Il y a des foules qui s’enthousiasment, crient, se bousculent, comme devant une star. L’Évangile de ce jour nous montre une popularité impressionnante autour de Jésus. Mais au-delà de cette rumeur, une question demeure : voulons-nous simplement admirer Jésus de loin, ou entrer dans une vraie rencontre avec lui, humble et transformante ?
La rumeur a couru vite. Depuis le début de l’Évangile selon saint Marc, Jésus annonce la Bonne Nouvelle, guérit les malades, libère les possédés. Au départ, tout se passe en Galilée, autour de Capharnaüm. Puis, d’un coup, l’horizon s’élargit : des foules arrivent de Judée, de Jérusalem, d’Idumée, de Transjordanie, et même de la région de Tyr et de Sidon. Marc insiste : une « grande multitude » vient vers lui, parce qu’ils ont entendu parler de ce qu’il faisait.
On le presse, on le pousse, on veut le toucher, au point que Jésus demande une barque pour ne pas être écrasé par la foule. On dirait aujourd’hui un concert, une salle comble, une vedette assaillie par les fans. Mais Jésus n’est pas une idole. Il ne cherche ni l’effet, ni la mise en scène, ni la gloire passagère. Il se laisse approcher, il se rend proche, mais il refuse de réduire sa mission à un succès de surface.
La Lettre aux Hébreux, elle, pourrait donner une impression très différente. Elle nous parle du Christ « saint, innocent, immaculé, séparé maintenant des pécheurs, élevé plus haut que les cieux » (He 7,25-8,6). Pourtant, cette distance n’est pas celle d’un Dieu froid ou lointain. Si Jésus est « désormais » auprès du Père, c’est parce qu’il s’est d’abord fait totalement proche : il a marché sur nos routes, partagé notre fatigue, porté nos maladies, vécu la passion et la croix. Il s’est offert « une fois pour toutes » pour Dieu et pour nous.
Celui qui est aujourd’hui notre grand prêtre au ciel est le même qui s’est laissé toucher sur la terre. Sa proximité n’est pas un souvenir : elle est le chemin par lequel nous avons accès à Dieu.

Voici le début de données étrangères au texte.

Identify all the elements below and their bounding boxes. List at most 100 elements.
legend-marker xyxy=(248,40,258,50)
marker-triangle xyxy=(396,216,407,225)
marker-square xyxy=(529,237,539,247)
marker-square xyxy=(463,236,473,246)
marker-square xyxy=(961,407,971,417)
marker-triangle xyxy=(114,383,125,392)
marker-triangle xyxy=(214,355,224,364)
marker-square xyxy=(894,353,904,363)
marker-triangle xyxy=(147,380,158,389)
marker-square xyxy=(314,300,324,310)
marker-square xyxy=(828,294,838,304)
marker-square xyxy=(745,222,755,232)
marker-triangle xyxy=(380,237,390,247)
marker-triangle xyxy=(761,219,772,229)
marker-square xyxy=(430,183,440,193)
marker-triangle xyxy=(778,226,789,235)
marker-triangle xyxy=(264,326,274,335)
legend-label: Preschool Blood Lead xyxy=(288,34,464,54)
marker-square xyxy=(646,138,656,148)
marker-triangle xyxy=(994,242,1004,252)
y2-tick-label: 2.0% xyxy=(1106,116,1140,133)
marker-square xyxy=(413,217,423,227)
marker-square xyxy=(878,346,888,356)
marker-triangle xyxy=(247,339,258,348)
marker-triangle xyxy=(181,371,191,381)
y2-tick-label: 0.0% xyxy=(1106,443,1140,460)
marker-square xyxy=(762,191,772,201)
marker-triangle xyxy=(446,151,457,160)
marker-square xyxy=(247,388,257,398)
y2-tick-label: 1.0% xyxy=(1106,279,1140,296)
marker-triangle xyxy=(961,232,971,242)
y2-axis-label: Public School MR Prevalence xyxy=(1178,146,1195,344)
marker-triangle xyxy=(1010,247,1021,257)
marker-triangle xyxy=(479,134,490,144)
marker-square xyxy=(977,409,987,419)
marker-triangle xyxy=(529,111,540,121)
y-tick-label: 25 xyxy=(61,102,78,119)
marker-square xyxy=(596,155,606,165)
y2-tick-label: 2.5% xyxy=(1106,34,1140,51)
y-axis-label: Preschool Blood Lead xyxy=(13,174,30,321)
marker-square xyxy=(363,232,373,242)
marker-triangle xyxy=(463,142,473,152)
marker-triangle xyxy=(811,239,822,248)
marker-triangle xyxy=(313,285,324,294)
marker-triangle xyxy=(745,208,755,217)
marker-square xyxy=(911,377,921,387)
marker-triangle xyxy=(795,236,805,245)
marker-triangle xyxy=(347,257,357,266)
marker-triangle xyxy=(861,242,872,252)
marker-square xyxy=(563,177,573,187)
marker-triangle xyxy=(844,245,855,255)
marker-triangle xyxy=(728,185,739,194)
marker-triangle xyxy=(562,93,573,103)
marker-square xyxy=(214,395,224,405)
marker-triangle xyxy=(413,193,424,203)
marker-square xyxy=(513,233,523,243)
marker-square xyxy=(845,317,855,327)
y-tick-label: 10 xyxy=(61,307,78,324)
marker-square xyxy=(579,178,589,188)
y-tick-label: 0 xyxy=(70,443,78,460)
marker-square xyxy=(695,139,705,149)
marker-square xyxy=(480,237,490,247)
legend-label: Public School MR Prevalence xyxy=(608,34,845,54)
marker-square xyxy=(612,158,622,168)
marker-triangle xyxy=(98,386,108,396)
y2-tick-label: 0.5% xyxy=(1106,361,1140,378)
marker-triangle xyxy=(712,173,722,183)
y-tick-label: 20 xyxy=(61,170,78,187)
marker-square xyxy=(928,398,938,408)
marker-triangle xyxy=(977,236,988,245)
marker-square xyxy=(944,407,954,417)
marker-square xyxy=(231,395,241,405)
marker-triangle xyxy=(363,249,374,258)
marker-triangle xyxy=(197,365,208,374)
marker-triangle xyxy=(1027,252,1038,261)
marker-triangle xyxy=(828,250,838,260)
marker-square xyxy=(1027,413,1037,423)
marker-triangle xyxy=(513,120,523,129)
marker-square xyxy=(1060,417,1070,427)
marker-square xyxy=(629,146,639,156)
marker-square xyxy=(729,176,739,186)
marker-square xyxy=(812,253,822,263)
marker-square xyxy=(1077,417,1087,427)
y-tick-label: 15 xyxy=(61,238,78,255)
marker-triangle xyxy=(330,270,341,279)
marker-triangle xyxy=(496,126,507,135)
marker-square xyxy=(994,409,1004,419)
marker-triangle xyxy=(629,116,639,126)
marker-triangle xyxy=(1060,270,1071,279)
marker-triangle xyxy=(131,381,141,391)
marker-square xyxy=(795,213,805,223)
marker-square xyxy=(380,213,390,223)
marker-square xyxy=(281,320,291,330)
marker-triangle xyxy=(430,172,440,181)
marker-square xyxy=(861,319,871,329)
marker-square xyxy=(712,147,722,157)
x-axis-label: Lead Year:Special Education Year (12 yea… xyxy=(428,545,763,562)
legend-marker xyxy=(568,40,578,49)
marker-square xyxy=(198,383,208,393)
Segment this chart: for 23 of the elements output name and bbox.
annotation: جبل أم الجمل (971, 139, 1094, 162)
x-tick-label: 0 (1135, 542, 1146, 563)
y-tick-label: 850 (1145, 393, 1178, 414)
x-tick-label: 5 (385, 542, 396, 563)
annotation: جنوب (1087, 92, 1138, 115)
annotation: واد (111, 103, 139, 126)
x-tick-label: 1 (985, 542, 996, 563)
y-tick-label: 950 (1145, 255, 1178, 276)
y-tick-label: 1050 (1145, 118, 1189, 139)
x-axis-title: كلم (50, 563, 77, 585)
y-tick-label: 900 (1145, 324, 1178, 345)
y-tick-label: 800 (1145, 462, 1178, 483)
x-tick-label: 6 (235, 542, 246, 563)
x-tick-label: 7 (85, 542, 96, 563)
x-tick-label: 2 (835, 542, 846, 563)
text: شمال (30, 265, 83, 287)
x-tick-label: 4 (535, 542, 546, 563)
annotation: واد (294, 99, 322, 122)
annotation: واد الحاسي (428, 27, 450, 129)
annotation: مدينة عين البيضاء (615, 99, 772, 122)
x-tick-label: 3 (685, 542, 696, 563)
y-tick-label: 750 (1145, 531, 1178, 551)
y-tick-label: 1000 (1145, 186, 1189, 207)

Dans l’Évangile, un autre détail nous frappe : les esprits impurs le reconnaissent immédiatement et crient : « Toi, tu es le Fils de Dieu ! » Jésus les fait taire. Pourquoi ? Parce qu’il ne veut pas être réduit à un titre, ni enfermé dans une révélation spectaculaire. Le cri des démons reconnaît son identité, mais sans foi, sans amour. Jésus refuse ce genre de publicité. Il ne cherche pas à être connu comme une “superstar religieuse”, mais à être accueilli comme Sauveur.
Ce refus de l’exhibition rejoint la spiritualité de l’Enfant de Bethléem. À Bethléem, il n’y a ni foule en délire, ni gloire humaine, ni triomphe visible. Il y a un enfant, pauvre, silencieux, fragile. Dieu vient sans bruit, loin du tumulte, pour toucher le cœur de ceux qui l’accueillent. La crèche est l’exact opposé d’un podium : c’est un lieu de proximité cachée, de simplicité, de douceur.
Ainsi, les foules qui se pressent autour de Jésus nous posent une question : cherchons-nous le spectacle ou la rencontre ? Sommes-nous fascinés par les miracles, les guérisons, les signes extraordinaires — ou laissons-nous le Christ toucher en profondeur notre vie concrète, intérieure, quotidienne ?
L’Évangile nous invite à quitter peu à peu la position de la foule pour entrer dans celle du disciple. La foule cherche à toucher Jésus ; le disciple se laisse toucher par lui. La foule cherche des solutions rapides ; le disciple cherche une relation qui dure. La foule se nourrit de rumeurs ; le disciple se nourrit de la Parole.
Dans l’esprit de Bethléem, cela veut dire accepter un chemin humble, discret, parfois caché. Accueillir Jésus non seulement dans les grands moments, mais dans nos petites pauvretés, nos fatigues, nos routines. Croire que sa vraie proximité ne se mesure pas à l’intensité de l’émotion, mais à la profondeur de la confiance.
Aujourd’hui, la Parole de Dieu nous invite à faire un pas : passer de l’admiration à la foi. De l’effervescence à la fidélité. Du “Jésus-Christ superstar” à Jésus-Christ Sauveur, proche, humble, silencieux parfois, mais infiniment présent.
Prière du jour
Seigneur Jésus,
toi que les foules pressaient
et que les cœurs simples reconnaissent,
délivre-nous de la recherche du spectaculaire.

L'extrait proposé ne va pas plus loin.